Thursday, September 21, 2023

The Decade Of The Drone

When it comes to warfare the 2020s are definitely the decade of the drone. The war in Ukraine is rapidly developing and refining drone warfare.

What I notice is that drones, at least small drones, are shifting the balance of warfare back to where the defense, rather than the offense, has the advantage.

In early days the offense, mobile warriors along with horses and chariots, had the advantage once it got momentum going. But when castles and fortifications were built it shifted the advantage to the defensive, usually requiring a significant numerical advantage for an offensive force to overcome a defensive position.

Medieval castles were difficult to attack. The defenders had the advantage and offensive operations against them were usually unsuccessful, succeeding usually only with a greatly superior force. The defense, on the whole, had the advantage for a very long time.

The invention of gunpowder turned warfare around, giving the advantage back to the offensive. Castles could be bombarded by cannon from a safe distance. The advantage was not entirely with the offensive. Fortifications were still the rule and it was difficult to haul cannon around and set them up. The defensive fortification had the advantage of having their cannon already set up.

Another invention shifted the balance even more toward the offense side. Motorized transport, including aircraft and ships made it much easier to move offensive weapons and forces around. A force on the defensive also gained from motorized transport but overall it gave the advantage to the side with the offensive momentum.

This presumes that the battlefield is an open space and maneuvering is not hindered. When the battle space is limited, or the terrain is rugged, it favors the defensive. The Western Front of the First World War was a battlefield of limited scope that revolved around defensive trench warfare. The Eastern Front of the war, in stark contrast, was on a wide open battlefield and there was little trench warfare.

Another example of how important the terrain and the scope of the battlefield is in whether the offensive or the defensive will be favored is the North African Campaign of the Second World War. The combat in the wide open spaces of north Africa was as different as night and day in comparison to when the battlefront moved to the Italian Peninsula. In the former the open spaces favored the momentum of the offensive, in the latter the confined space and rugged terrain favored the defensive.

Wars on a global scale, the Napoleonic and World Wars, are possible only when the offense has the advantage.
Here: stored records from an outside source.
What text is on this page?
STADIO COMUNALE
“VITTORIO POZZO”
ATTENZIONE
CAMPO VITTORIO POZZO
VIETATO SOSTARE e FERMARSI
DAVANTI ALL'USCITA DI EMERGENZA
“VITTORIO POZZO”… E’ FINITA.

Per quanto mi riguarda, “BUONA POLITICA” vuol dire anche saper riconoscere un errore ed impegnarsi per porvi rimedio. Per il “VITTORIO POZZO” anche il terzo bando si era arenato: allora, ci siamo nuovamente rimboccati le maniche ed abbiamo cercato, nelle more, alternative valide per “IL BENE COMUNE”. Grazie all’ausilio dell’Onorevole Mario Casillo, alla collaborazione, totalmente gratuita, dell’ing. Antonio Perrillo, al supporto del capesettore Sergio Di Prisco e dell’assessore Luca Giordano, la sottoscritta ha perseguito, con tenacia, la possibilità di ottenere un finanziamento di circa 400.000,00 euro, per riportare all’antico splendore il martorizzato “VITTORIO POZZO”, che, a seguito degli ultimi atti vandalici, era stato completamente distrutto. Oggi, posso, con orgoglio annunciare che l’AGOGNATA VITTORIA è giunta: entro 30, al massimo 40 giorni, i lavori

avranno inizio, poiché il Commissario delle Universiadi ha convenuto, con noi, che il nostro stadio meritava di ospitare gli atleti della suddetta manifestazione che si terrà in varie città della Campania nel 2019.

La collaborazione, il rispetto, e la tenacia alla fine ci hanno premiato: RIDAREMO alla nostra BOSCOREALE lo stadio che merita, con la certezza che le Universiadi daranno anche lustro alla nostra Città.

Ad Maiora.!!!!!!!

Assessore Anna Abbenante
Wars tend to be limited in scale when the defense has the advantage. 

No weapon or development is purely offensive or defensive. Nuclear missiles are certainly offensive weapons but if the other side also has the missiles they discourage an attack against it, because it would prompt a retaliation, and thus act as defensive weapons also. Even so the side that managed the first strike would gain the advantage, making nuclear missiles more offensive weapons overall.

The latest development is drones. At first glance drones appear to be offensive weapons. For larger drones, on the scale of aircraft, this is certainly true. But smaller drones, often launched from the battlefield, are much more numerous. Small drones are inexpensive and easy to use, and are changing the balance of warfare toward favoring the defensive.

Small drones favor the defensive in that their most effective use is against offensive weapons, particularly tanks. In the Ukraine war drones have proven to be the nemesis of tanks, whether firing a projectile or crashing into the target. Another target that is very vulnerable to small drones is aircraft, not so much in the air but when parked on the ground. 

Small drones today, inexpensive and easy to use, are thus comparable to fighter planes or destroyers at sea. A destroyer is the naval equivalent of a fighter plane. It is not a capital ship, like aircraft carriers or formerly battleships. It's task is patrolling or protecting the capital ships against aircraft and submarines while they concentrate on their mission. The drones become defensive weapons in that their primary mission is to liquidate offensive weapons. This is tipping the balance of warfare back to favoring the defensive.

Just look at the Ukraine war thus far. The battlefield is wide open and flat so it should definitely favor the offensive, as it did in the Second World War. Yet both sides have done much better on the defensive than on the offensive. Russia struggled to gain ground when it was mostly on the offensive, and now Ukraine is struggling to regain the ground that Russia did gain. This is a war where the defensive has reigned supreme and the primary difference, in contrast to other recent wars, is the drone.